L’idée d’un serpent est venue assez rapidement. Cependant comme souvent pour moi, de l’idée à l’œuvre il se passe un « certain (!) » temps, souvent compté en années, et pour cette fois une décennie ! C’est d’abord la maturation de l’idée : celle-ci peut rester en évolution de longs mois (au début mes réminiscences de catéchisme ont pris le dessus et me susurraient le livre de la Genèse et sa notion du serpent tentateur dans l’arbre de la Connaissance : un temps je voulais loger une pomme symbolique dans les branches !). Puis vient la conception : mon logiciel de CAO m’a permis de modéliser l’arbre après relevés de ses dimensions, afin d’y concevoir un reptile réaliste sinuant de branche en branche (les longues soirées de l’hiver 2022/23).

L’étape suivante peut durer elle-même assez longuement : trouver les billes de bois capables d’accueillir la sculpture. Le serpent étant long de trois mètres environ, il devenait obligatoire de le réaliser en tronçons, leur nombre devenant à nouveau une interrogation par la multiplication des blocs de bois nécessaires : j’ai pour cela profiter des chutes de madriers de chêne utilisés par ma ville comme bordures des parterres d’une rue piétonnière en rénovation.
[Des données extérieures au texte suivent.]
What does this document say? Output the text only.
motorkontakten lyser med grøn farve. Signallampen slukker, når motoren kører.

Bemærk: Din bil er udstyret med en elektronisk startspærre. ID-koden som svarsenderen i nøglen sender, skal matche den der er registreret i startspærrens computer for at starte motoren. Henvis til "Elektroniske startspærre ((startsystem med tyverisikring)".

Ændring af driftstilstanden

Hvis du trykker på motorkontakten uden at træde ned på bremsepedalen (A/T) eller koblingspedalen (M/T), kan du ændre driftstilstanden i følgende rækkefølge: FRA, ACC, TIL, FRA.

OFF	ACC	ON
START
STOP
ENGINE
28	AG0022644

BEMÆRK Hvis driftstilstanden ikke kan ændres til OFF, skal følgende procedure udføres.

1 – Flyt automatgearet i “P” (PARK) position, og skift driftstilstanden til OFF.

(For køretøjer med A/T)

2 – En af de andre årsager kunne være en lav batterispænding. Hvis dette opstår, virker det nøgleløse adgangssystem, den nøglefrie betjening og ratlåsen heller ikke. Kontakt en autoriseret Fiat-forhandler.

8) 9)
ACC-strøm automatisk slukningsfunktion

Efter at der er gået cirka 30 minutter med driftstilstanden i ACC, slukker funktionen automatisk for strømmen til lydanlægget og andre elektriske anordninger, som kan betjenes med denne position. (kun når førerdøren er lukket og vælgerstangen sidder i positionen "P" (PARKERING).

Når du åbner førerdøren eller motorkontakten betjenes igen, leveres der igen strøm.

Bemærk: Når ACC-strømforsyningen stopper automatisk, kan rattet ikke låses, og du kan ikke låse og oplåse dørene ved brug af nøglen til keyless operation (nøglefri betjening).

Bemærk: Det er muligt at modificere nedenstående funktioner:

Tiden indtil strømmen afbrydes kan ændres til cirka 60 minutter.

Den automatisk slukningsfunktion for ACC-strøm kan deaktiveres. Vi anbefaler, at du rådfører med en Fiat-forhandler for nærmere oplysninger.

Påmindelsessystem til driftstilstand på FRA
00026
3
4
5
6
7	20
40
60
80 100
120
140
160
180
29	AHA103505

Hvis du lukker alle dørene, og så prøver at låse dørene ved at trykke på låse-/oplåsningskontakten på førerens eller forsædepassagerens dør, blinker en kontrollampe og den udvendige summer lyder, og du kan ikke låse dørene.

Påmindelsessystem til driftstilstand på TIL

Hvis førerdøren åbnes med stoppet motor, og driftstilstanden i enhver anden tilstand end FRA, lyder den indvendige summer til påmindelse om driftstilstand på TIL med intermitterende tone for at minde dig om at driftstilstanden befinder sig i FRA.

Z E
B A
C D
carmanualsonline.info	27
J’ai finalement retenu sept tronçons pour le réaliser, du plus complexe, le tronçon n°1 lové dans la fourche principale, jusqu’au tronçon n°7, la queue, que je voulais voir pendre dans le vide.

A l’été 2023 je suis prêt pour réaliser la sculpture, après débit et rabotage des 7 plots de chêne. Je me lance dans la taille du tronçon 1 dans un beau bloc approximativement cubique de 30cm de côté environ : de longues heures passées dans mon atelier pour évider, évider, évider afin de voir émerger les 4 boucles du serpent enchevêtrées les unes sur les autres dans la fourche de l’arbre.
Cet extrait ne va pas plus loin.